BOGOTA, Colombia (AP) - Documents that Colombia says it recovered from a slain guerrilla leader give the clearest indication yet that Venezuelan President Hugo Chavez sought to arm and finance insurgents across the border.


The documents -more than a dozen internal rebel messages -detail several years of close cooperation between top officials in Venezuela's government and military and the Revolutionary Armed Forces of Colombia, or FARC, including the construction of rebel training facilities on Venezuelan soil.
They also suggest Venezuela was preparing to loan the rebels at least US$250 million (euro190 million), provide them with Russian weapons and possibly even help them obtain surface-to-air missiles for use against Colombian military aircraft.
Most importantly, they outline a joint strategic project between Venezuela and the Colombian rebels, with Venezuela even seeking rebel training in "asymmetrical warfare" in preparation for a feared U.S. invasion.
The documents were shown to The Associated Press on Friday, days before Interpol is to issue a report that Colombia's conservative government hopes will dispel any doubts about the documents' authenticity.
A U.S. intelligence official in Washington vouched for the documents' authenticity, telling the AP that the Bush administration received them in March.
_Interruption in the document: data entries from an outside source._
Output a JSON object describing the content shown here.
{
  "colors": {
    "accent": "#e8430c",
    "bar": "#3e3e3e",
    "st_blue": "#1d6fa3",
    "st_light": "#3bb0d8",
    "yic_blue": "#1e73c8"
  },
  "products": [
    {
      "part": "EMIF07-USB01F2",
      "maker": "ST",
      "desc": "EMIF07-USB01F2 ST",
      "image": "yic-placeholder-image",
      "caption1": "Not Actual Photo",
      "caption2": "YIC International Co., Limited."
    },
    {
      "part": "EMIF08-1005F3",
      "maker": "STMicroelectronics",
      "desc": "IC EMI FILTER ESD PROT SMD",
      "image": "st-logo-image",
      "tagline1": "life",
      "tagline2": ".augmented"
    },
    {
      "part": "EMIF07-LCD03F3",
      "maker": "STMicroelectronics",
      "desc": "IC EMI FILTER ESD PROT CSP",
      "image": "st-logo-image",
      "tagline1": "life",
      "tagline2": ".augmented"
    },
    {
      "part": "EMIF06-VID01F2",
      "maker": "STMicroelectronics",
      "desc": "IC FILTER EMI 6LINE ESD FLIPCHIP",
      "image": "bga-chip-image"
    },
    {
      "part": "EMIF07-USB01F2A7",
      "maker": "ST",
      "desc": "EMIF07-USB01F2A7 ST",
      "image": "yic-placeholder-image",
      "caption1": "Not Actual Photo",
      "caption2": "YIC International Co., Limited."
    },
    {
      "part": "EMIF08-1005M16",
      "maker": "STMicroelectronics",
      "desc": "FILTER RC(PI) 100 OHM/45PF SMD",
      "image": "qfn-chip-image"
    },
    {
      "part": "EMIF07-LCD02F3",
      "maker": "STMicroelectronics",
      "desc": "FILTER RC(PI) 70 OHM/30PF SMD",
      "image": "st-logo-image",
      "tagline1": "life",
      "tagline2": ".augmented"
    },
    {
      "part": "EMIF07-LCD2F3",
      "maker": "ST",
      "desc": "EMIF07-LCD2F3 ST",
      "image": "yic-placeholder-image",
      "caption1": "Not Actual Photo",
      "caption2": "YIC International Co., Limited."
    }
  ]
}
The official spoke on condition of anonymity because of the matter's sensitivity.
But the leftist Chavez calls the documents fakes. He denies arming or funding the FARC, though he openly sympathizes with Latin America's most powerful rebel army. He calls Colombia's government, Washington's closest ally in the region, a U.S. pawn.
"They can get whatever they want out of there," Chavez said Sunday during his weekly television and radio program, referring to the slain rebel's computers and suggesting that U.S. officials are fabricating documents to support their accusations. "It's an imperialist plan."
The newly disclosed files are among 11,000 that Colombian officials say they found in three laptops, two external drives and three memory sticks during in a March 1 cross-border raid into Ecuador that killed FARC foreign minister Raul Reyes and 24 others.
Immediately after the raid, Colombia released documents that suggested surprisingly cozy ties between the FARC and the leftist governments of both Venezuela and Ecuador. It has since disclosed more files piecemeal, drawing criticism that its handling of the cache has been political.